FLOCK(2)			     BSD System Calls Manual				 FLOCK(2)

     flock -- apply or remove an advisory lock on an open file

     Standard C Library (libc, -lc)

     #include <fcntl.h>
     #define   LOCK_SH	 1    /* shared lock */
     #define   LOCK_EX	 2    /* exclusive lock */
     #define   LOCK_NB	 4    /* don't block when locking */
     #define   LOCK_UN	 8    /* unlock */

     flock(int fd, int operation);

     flock() applies or removes an advisory lock on the file associated with the file descriptor
     fd.  A lock is applied by specifying an operation parameter that is one of LOCK_SH or
     LOCK_EX with the optional addition of LOCK_NB.  To unlock an existing lock operation should
     be LOCK_UN.

     Advisory locks allow cooperating processes to perform consistent operations on files, but do
     not guarantee consistency (i.e., processes may still access files without using advisory
     locks possibly resulting in inconsistencies).

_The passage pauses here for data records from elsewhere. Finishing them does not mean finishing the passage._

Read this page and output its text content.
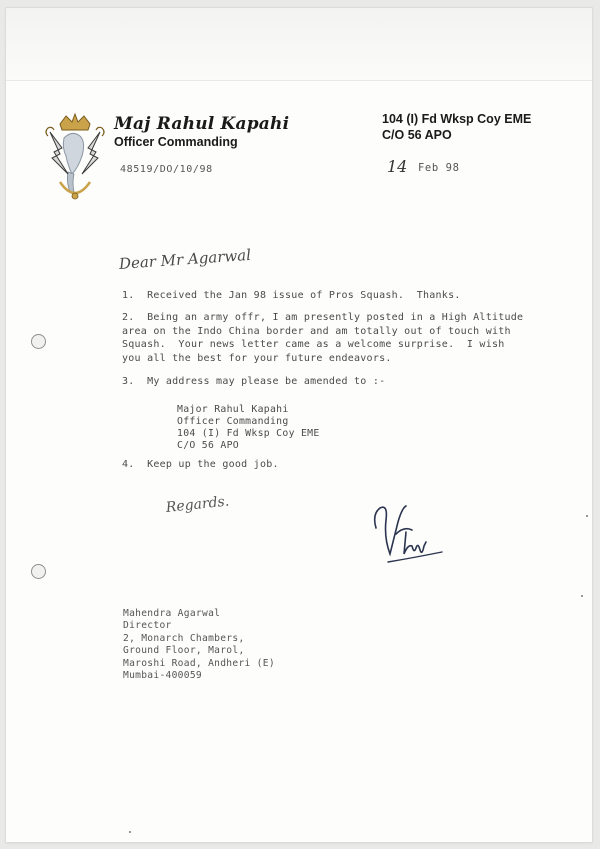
Maj Rahul Kapahi
Officer Commanding
104 (I) Fd Wksp Coy EME
C/O 56 APO
48519/DO/10/98	14 Feb 98
Dear Mr Agarwal
1.  Received the Jan 98 issue of Pros Squash.  Thanks.
2.  Being an army offr, I am presently posted in a High Altitude
area on the Indo China border and am totally out of touch with
Squash.  Your news letter came as a welcome surprise.  I wish
you all the best for your future endeavors.
3.  My address may please be amended to :-
Major Rahul Kapahi
Officer Commanding
104 (I) Fd Wksp Coy EME
C/O 56 APO
4.  Keep up the good job.
Regards.
Mahendra Agarwal
Director
2, Monarch Chambers,
Ground Floor, Marol,
Maroshi Road, Andheri (E)
Mumbai-400059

     The locking mechanism allows two types of locks: shared locks and exclusive locks.  At any
     time multiple shared locks may be applied to a file, but at no time are multiple exclusive,
     or both shared and exclusive, locks allowed simultaneously on a file.

     A shared lock may be upgraded to an exclusive lock, and vice versa, simply by specifying the
     appropriate lock type; this results in the previous lock being released and the new lock
     applied (possibly after other processes have gained and released the lock).

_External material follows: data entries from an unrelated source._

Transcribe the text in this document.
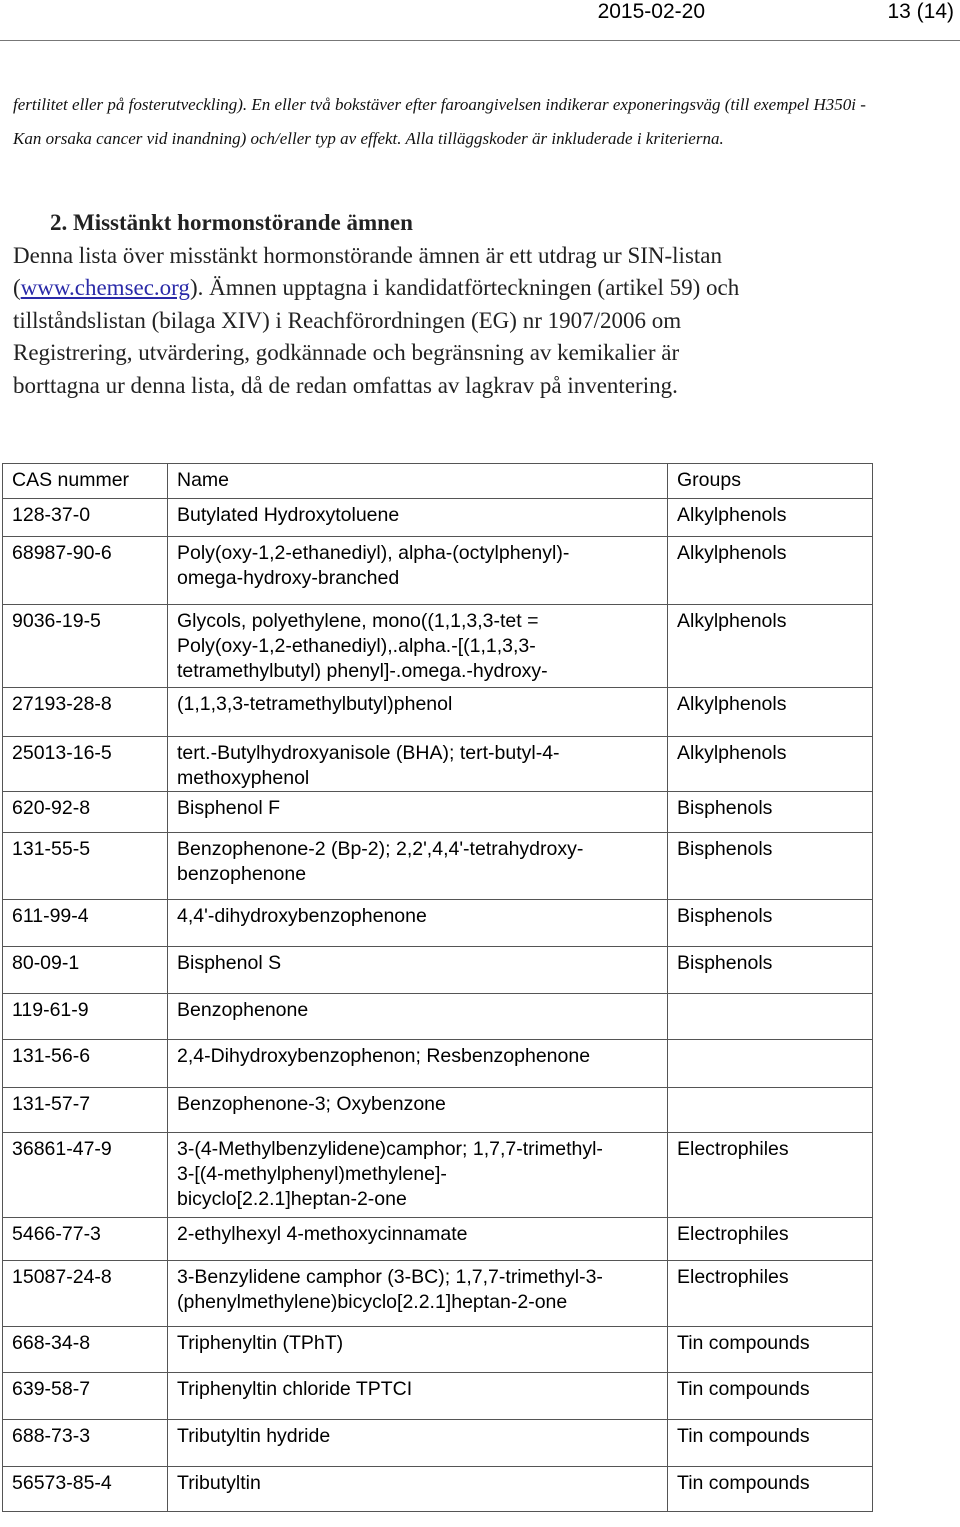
2015-02-20	13 (14)
fertilitet eller på fosterutveckling). En eller två bokstäver efter faroangivelsen indikerar exponeringsväg (till exempel H350i -
Kan orsaka cancer vid inandning) och/eller typ av effekt. Alla tilläggskoder är inkluderade i kriterierna.
2. Misstänkt hormonstörande ämnen
Denna lista över misstänkt hormonstörande ämnen är ett utdrag ur SIN-listan
(www.chemsec.org). Ämnen upptagna i kandidatförteckningen (artikel 59) och
tillståndslistan (bilaga XIV) i Reachförordningen (EG) nr 1907/2006 om
Registrering, utvärdering, godkännade och begränsning av kemikalier är
borttagna ur denna lista, då de redan omfattas av lagkrav på inventering.
CAS nummer	Name	Groups
128-37-0	Butylated Hydroxytoluene	Alkylphenols
68987-90-6	Poly(oxy-1,2-ethanediyl), alpha-(octylphenyl)-
omega-hydroxy-branched	Alkylphenols
9036-19-5	Glycols, polyethylene, mono((1,1,3,3-tet =
Poly(oxy-1,2-ethanediyl),.alpha.-[(1,1,3,3-
tetramethylbutyl) phenyl]-.omega.-hydroxy-	Alkylphenols
27193-28-8	(1,1,3,3-tetramethylbutyl)phenol	Alkylphenols
25013-16-5	tert.-Butylhydroxyanisole (BHA); tert-butyl-4-
methoxyphenol	Alkylphenols
620-92-8	Bisphenol F	Bisphenols
131-55-5	Benzophenone-2 (Bp-2); 2,2',4,4'-tetrahydroxy-
benzophenone	Bisphenols
611-99-4	4,4'-dihydroxybenzophenone	Bisphenols
80-09-1	Bisphenol S	Bisphenols
119-61-9	Benzophenone	

131-56-6	2,4-Dihydroxybenzophenon; Resbenzophenone	

131-57-7	Benzophenone-3; Oxybenzone	

36861-47-9	3-(4-Methylbenzylidene)camphor; 1,7,7-trimethyl-
3-[(4-methylphenyl)methylene]-
bicyclo[2.2.1]heptan-2-one	Electrophiles
5466-77-3	2-ethylhexyl 4-methoxycinnamate	Electrophiles
15087-24-8	3-Benzylidene camphor (3-BC); 1,7,7-trimethyl-3-
(phenylmethylene)bicyclo[2.2.1]heptan-2-one	Electrophiles
668-34-8	Triphenyltin (TPhT)	Tin compounds
639-58-7	Triphenyltin chloride TPTCI	Tin compounds
688-73-3	Tributyltin hydride	Tin compounds
56573-85-4	Tributyltin	Tin compounds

     Requesting a lock on an object that is already locked normally causes the caller to be
     blocked until the lock may be acquired.  If LOCK_NB is included in operation, then this will
     not happen; instead the call will fail and the error EAGAIN will be returned.

     Locks are on files, not file descriptors.	That is, file descriptors duplicated through
     dup(2) or fork(2) do not result in multiple instances of a lock, but rather multiple refer-
     ences to a single lock.  If a process holding a lock on a file forks and the child explic-
     itly unlocks the file, the parent will lose its lock.

     Processes blocked awaiting a lock may be awakened by signals.

     Zero is returned if the operation was successful; on an error a -1 is returned and an error
     code is left in the global location errno.

     The flock() call fails if:

     [EAGAIN]		The file is locked and the LOCK_NB option was specified.

     [EBADF]		The argument fd is an invalid descriptor.

     [EINVAL]		The argument operation does not include exactly one of LOCK_EX, LOCK_SH,
			or LOCK_UN.

     [EOPNOTSUPP]	The argument fd refers to an object other than a file.

     close(2), dup(2), execve(2), fork(2), open(2), flockfile(3), lockf(3)

     The flock() function call appeared in 4.2BSD.